Live by the sword…

Ranting about the lack of precision in language is one thing and quite a popular thing too, but being able to weed out all the imprecision in your own speech is another. I love “the skeptics guide to the universe” and James Randi, with his million dollar prize. I’m trying to listen to their entire back catalogue of podcasts (over 8 years worth) and enjoying it greatly.

The only thing that bothers me is that at times they can be quite prescriptive about language use. This doesn’t seem fitting for sceptics, -but at the same time, its hardly surprising for me to see scientists muscle in on linguists’ territory.

Anyway, episode 181 features a section with James Randi complaining about imprecision in language use; redundant’ phrases like “unfortunate tragedy”, “rich millionaires” and a “deadly fatality”. Fine, go ahead and complain about this stuff, but if you are going to complain Randi, then in the very next breath, don’t say something like this:

[interviewees] begin every single response with the phrase “well…”

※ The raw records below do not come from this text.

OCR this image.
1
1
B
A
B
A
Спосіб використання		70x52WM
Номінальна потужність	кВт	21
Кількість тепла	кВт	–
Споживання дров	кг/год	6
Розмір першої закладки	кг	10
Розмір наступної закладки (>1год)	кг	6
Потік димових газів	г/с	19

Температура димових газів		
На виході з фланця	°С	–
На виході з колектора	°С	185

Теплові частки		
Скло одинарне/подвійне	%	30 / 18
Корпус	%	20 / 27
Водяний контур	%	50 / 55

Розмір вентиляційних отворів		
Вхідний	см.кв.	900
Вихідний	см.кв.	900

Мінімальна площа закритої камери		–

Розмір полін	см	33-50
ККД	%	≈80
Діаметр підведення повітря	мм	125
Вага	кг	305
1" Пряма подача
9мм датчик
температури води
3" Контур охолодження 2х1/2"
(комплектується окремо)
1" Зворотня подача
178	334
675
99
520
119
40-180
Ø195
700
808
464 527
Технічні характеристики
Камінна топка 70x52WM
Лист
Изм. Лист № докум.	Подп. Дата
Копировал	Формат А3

Hold on, every single? As a oppose to what? Surely if you want to remove redundancy this should be “every response”. Randi has shown here that it’s a lot easier to pick at things you don’t like than to actually remove all of the supposed imperfections from your speech. If you’re going to criticize language use you’d better make sure yours is perfect. Five seconds before he makes this ‘blunder’ Randi says:

I understand that this is only an expression but it’s a careless one.